Go in the other direction -- instead of Mega-Libraries, make Micro-Frameworks.
These are miniature "frameworks," exemplar code configurations that can be used and reused across systems.
A full function definition, ready to be copied and pasted into your code. Except it's not just copy-and-paste: You can check boxes to get different features of the system to be in use. You can rename the arguments or the types, and the changes to these labelled bindings ripple through the pasted code.
The code will be exemplar. It will "just work," without debugging. It'll be beautiful, and all exceptions will be caught.
...
What binds all these things together is the library science, though.
We need the visual systems of arrangement and contextualization. We need the intelligent tag networks, the taxonomies, the folksonomies, the centers and the ghettos.
I could just as easily have written about how programming is going the way of data navigation and opinionization -- the end result is the same: Complexity, Intelligence, and Ease.
I used to think that, "The more complex the system, the harder it will be to work with." I suppose there's some truth to that, but it's not the overwhelming truth that I thought it was. A lot of times, complexity makes things far easier: I can't remember the last time I consciously dedicated that much effort to walking around the house. When things go wrong, complex systems point out to me what's going wrong, so I don't have to spend much time in diagnostics (so to speak.) Complexity can be cheaper, free-er, and easier than "simple," by which we so often mean, "stupid."

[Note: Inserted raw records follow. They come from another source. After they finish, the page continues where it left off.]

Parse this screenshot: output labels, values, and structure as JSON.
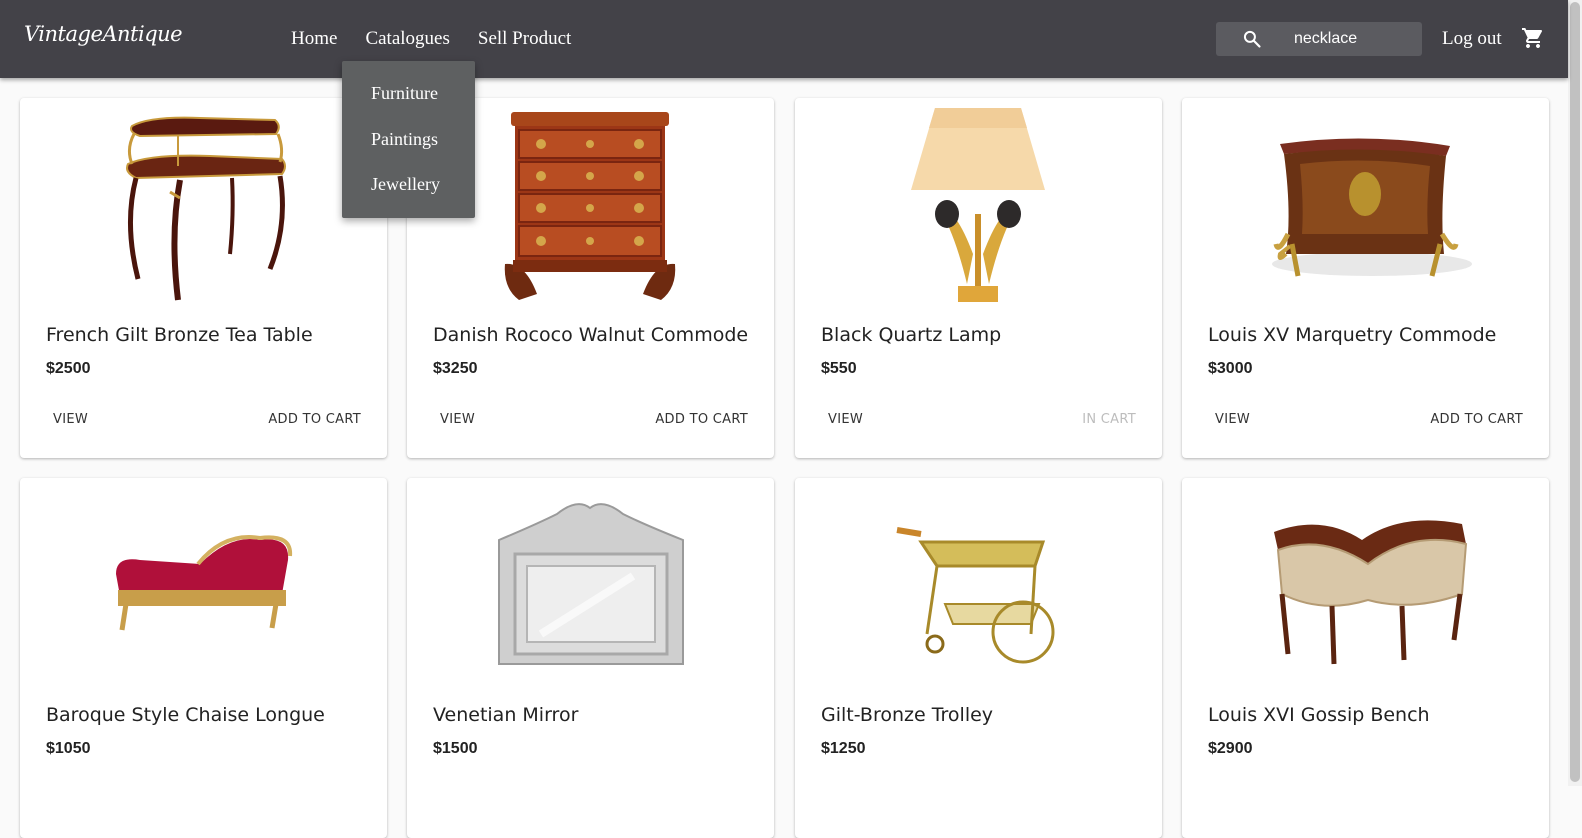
{
  "header": {
    "logo": "VintageAntique",
    "nav": [
      "Home",
      "Catalogues",
      "Sell Product"
    ],
    "search_value": "necklace",
    "logout": "Log out"
  },
  "dropdown": [
    "Furniture",
    "Paintings",
    "Jewellery"
  ],
  "products": [
    {
      "title": "French Gilt Bronze Tea Table",
      "price": "$2500",
      "view": "VIEW",
      "cart": "ADD TO CART",
      "in_cart": false
    },
    {
      "title": "Danish Rococo Walnut Commode",
      "price": "$3250",
      "view": "VIEW",
      "cart": "ADD TO CART",
      "in_cart": false
    },
    {
      "title": "Black Quartz Lamp",
      "price": "$550",
      "view": "VIEW",
      "cart": "IN CART",
      "in_cart": true
    },
    {
      "title": "Louis XV Marquetry Commode",
      "price": "$3000",
      "view": "VIEW",
      "cart": "ADD TO CART",
      "in_cart": false
    },
    {
      "title": "Baroque Style Chaise Longue",
      "price": "$1050"
    },
    {
      "title": "Venetian Mirror",
      "price": "$1500"
    },
    {
      "title": "Gilt-Bronze Trolley",
      "price": "$1250"
    },
    {
      "title": "Louis XVI Gossip Bench",
      "price": "$2900"
    }
  ],
  "colors": {
    "header_bg": "#434248",
    "dropdown_bg": "#5e6061"
  }
}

10,000 functions in the string library. Why not?
If you don't have space on your tiny computer, just offload the library to the network, and suck down the parts you need.

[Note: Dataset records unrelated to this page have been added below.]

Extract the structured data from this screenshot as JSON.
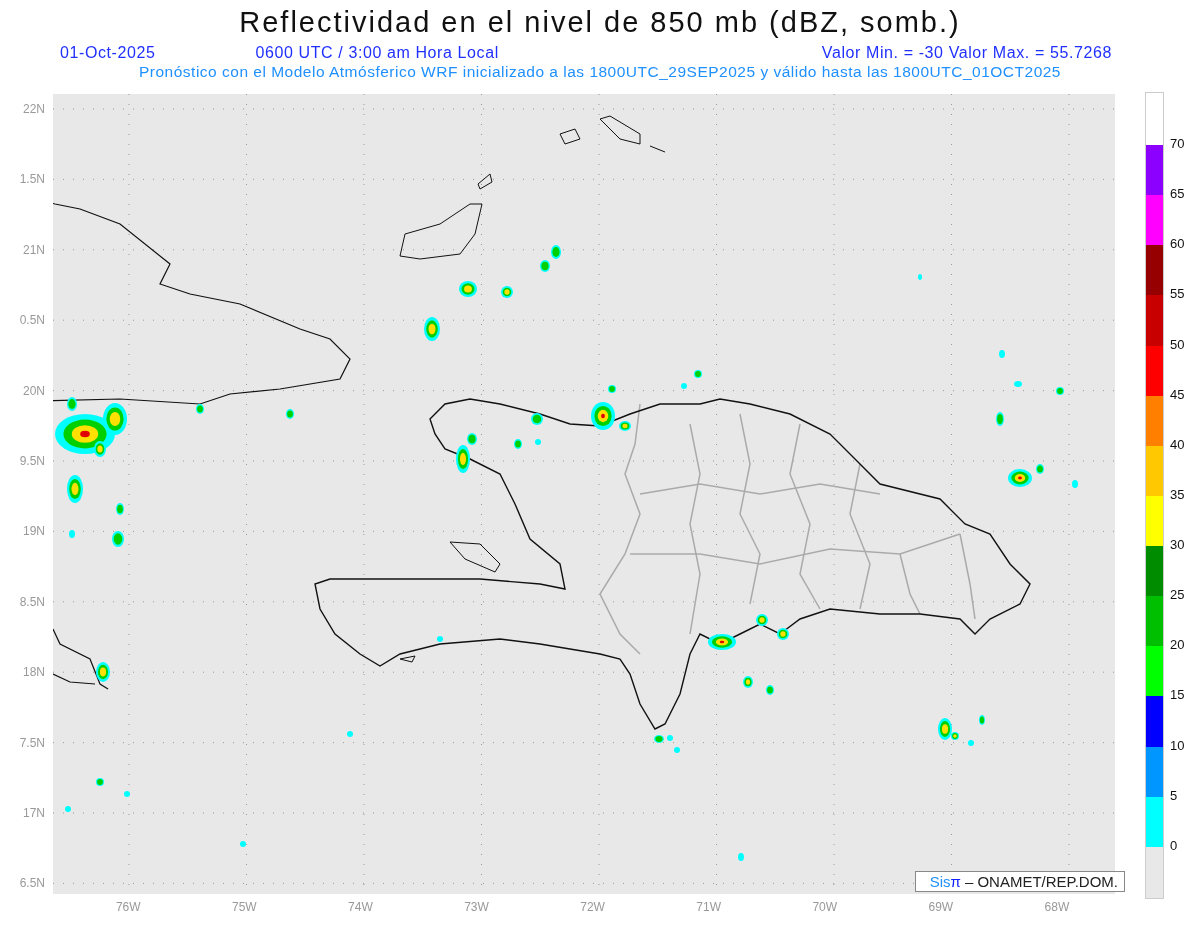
{
  "title": "Reflectividad en el nivel de 850 mb (dBZ, somb.)",
  "info": {
    "date": "01-Oct-2025",
    "time": "0600 UTC / 3:00 am Hora Local",
    "range": "Valor Min. = -30  Valor Max. = 55.7268"
  },
  "subtitle": "Pronóstico con el Modelo Atmósferico WRF inicializado a las 1800UTC_29SEP2025 y válido hasta las  1800UTC_01OCT2025",
  "lat_labels": [
    "22N",
    "1.5N",
    "21N",
    "0.5N",
    "20N",
    "9.5N",
    "19N",
    "8.5N",
    "18N",
    "7.5N",
    "17N",
    "6.5N"
  ],
  "lon_labels": [
    "76W",
    "75W",
    "74W",
    "73W",
    "72W",
    "71W",
    "70W",
    "69W",
    "68W"
  ],
  "colorbar": {
    "labels": [
      "70",
      "65",
      "60",
      "55",
      "50",
      "45",
      "40",
      "35",
      "30",
      "25",
      "20",
      "15",
      "10",
      "5",
      "0"
    ],
    "segments": [
      {
        "color": "#8c00ff"
      },
      {
        "color": "#ff00ff"
      },
      {
        "color": "#960000"
      },
      {
        "color": "#c80000"
      },
      {
        "color": "#ff0000"
      },
      {
        "color": "#ff7f00"
      },
      {
        "color": "#ffc800"
      },
      {
        "color": "#ffff00"
      },
      {
        "color": "#008c00"
      },
      {
        "color": "#00be00"
      },
      {
        "color": "#00ff00"
      },
      {
        "color": "#0000ff"
      },
      {
        "color": "#0096ff"
      },
      {
        "color": "#00ffff"
      }
    ]
  },
  "credit": {
    "brand": "Sis",
    "brand_mark": "π",
    "text": "– ONAMET/REP.DOM."
  }
}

Have a complex dependency analysis program, or better yet, some software that can figure out how to compile exactly what you need, with just the parts you need. Why not?
Data will eat programming.
The complex algorithms will be described, described, and described. The platforms will be described, described, described. The descriptions will be compiled into executables for any platform.
Dictionaries will conquer brittle to-do lists.
I don't want to import modules. I just want to say, "find this functionality in the Internet hive-mind, and adapt this data to work with it."